We’ve been using the wrong model.

HINT:  think about the companies that dubbed their office “A Corporate Campus”

For those people that left home after high school to go away to college, what was the single most earth shattering change?

YOU DIDN’T REPORT INTO CLASS SEVEN OR EIGHT HOURS A DAY!

Prior to this, much of your success in education was tied to:  showing up.  If you didn’t, they called home. If you did this A LOT,  there were meetings with your parents, or Saturday detention: [cue the Breakfast Club soundtrack now …]

Heck, the local government even paid people to be Truancy Officers and look for kids playing hooky.

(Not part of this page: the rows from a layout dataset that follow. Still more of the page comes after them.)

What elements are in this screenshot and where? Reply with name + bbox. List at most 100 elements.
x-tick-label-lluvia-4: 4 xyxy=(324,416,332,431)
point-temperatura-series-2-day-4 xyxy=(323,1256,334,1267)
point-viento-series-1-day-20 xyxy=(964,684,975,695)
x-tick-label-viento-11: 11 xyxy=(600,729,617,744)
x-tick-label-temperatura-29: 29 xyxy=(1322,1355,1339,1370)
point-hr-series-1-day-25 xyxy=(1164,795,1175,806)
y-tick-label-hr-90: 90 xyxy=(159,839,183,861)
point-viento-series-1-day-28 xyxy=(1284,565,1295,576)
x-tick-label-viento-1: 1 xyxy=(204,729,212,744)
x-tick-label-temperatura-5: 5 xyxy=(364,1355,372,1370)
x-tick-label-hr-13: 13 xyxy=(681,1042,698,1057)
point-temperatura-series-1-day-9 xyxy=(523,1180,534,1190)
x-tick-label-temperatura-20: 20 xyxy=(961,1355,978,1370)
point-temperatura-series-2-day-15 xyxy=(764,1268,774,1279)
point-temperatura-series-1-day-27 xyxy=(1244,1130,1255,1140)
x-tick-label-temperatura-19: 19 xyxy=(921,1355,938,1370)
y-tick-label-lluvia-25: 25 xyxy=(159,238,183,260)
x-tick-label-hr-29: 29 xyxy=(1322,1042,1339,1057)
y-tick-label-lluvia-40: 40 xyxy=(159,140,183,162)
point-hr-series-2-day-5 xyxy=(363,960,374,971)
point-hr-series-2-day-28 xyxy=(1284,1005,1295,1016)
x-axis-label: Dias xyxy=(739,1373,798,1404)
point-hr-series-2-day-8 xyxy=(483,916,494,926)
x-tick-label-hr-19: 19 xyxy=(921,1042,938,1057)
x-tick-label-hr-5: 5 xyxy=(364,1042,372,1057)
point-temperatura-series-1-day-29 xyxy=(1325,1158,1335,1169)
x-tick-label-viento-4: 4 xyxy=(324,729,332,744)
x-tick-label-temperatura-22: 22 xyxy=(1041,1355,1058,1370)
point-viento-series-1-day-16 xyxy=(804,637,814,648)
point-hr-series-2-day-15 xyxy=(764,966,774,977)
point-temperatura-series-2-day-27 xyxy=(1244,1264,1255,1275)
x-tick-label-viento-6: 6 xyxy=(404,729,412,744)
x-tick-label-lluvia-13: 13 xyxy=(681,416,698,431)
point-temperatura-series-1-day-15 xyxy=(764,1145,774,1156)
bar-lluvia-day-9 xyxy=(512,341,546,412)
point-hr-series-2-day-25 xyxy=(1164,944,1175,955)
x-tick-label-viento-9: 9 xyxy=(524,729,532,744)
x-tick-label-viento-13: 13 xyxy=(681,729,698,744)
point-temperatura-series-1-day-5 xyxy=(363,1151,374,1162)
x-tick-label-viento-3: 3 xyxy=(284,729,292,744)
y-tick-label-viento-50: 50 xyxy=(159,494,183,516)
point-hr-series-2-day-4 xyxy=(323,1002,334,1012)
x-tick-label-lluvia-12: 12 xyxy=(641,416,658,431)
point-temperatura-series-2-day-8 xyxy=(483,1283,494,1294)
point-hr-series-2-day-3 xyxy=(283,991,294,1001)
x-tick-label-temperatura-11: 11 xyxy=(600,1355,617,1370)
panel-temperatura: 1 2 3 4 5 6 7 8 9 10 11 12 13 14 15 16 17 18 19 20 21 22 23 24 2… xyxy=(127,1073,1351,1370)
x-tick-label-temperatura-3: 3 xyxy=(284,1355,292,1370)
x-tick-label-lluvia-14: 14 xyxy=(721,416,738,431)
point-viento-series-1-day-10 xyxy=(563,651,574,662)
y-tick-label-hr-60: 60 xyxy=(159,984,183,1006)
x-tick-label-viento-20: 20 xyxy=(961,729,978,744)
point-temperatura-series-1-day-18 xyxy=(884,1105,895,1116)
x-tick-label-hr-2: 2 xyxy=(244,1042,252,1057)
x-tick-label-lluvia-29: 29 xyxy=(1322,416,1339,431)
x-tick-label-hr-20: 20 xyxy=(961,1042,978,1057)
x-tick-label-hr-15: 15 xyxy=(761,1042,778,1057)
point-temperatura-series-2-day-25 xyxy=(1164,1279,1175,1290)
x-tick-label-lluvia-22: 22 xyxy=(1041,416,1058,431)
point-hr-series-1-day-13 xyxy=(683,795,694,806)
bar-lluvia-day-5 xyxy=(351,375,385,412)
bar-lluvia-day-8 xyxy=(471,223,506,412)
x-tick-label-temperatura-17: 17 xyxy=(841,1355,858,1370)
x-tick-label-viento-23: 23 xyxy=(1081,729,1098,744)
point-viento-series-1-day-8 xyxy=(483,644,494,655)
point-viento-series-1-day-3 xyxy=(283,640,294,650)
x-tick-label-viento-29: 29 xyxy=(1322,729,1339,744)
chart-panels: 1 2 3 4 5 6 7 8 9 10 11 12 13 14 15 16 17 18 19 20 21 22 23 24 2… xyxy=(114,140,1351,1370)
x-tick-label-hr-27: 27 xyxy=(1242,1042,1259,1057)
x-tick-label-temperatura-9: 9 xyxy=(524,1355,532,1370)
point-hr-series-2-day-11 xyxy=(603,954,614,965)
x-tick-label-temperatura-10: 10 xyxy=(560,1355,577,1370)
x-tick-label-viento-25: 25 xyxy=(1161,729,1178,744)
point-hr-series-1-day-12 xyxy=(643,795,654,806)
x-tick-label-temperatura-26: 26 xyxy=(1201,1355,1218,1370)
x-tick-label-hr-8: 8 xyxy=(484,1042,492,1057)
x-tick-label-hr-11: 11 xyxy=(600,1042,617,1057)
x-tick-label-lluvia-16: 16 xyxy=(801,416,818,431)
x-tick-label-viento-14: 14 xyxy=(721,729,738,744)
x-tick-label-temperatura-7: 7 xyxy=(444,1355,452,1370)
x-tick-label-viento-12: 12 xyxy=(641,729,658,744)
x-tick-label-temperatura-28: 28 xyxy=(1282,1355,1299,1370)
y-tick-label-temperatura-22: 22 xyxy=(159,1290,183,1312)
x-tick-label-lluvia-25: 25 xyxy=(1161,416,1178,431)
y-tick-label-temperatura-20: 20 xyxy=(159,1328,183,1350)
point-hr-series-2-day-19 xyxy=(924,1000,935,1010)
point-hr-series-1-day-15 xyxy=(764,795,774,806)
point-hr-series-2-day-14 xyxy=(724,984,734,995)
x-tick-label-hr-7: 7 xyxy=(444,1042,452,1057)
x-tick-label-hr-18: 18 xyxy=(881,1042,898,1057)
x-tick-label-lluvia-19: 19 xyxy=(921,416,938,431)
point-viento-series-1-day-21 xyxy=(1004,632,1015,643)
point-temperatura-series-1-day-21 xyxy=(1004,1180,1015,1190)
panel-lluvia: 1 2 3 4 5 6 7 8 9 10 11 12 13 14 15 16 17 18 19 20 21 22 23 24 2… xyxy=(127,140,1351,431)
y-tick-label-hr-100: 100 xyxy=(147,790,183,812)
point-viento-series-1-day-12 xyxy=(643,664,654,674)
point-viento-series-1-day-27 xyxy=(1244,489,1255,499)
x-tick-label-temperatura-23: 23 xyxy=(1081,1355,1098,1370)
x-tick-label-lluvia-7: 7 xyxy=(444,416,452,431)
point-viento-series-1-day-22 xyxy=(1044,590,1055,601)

Now, you get to your college and depending on the professor, they might not even take attendance.  You might find out that there was absolutely no credit for attendance or participation.

As a lowly freshman, you got stuck with those 8 am classes MWF … or even worse, a 4 pm on MWF.

By the time you were a senior, you might have a seminar that met once a week.  Once a week? In a small class where you only had, what 12 weeks to impress your professor? Nowhere to hide … had to have all that reading done …

You might find out that you had a class where 100% of your grade was how you did on the final exam.

So how did those professors know if you were doing your work?

  • Did they stop by your dorm room at 2 am?
  • Did they take attendance in the library? Know which carrel was your favorite and check to see if their text book was open and highlighted in the appropriate chapter for that week?
  • In nice weather, did they stop by your spot on the lawn and make sure that you were reading text books?
  • Did they attend parties or scour the local bars to make sure that your reading was done for the next day?

Probably not.

They graded your papers and your tests.

They evaluated your performance.

How is this different from hybrid work?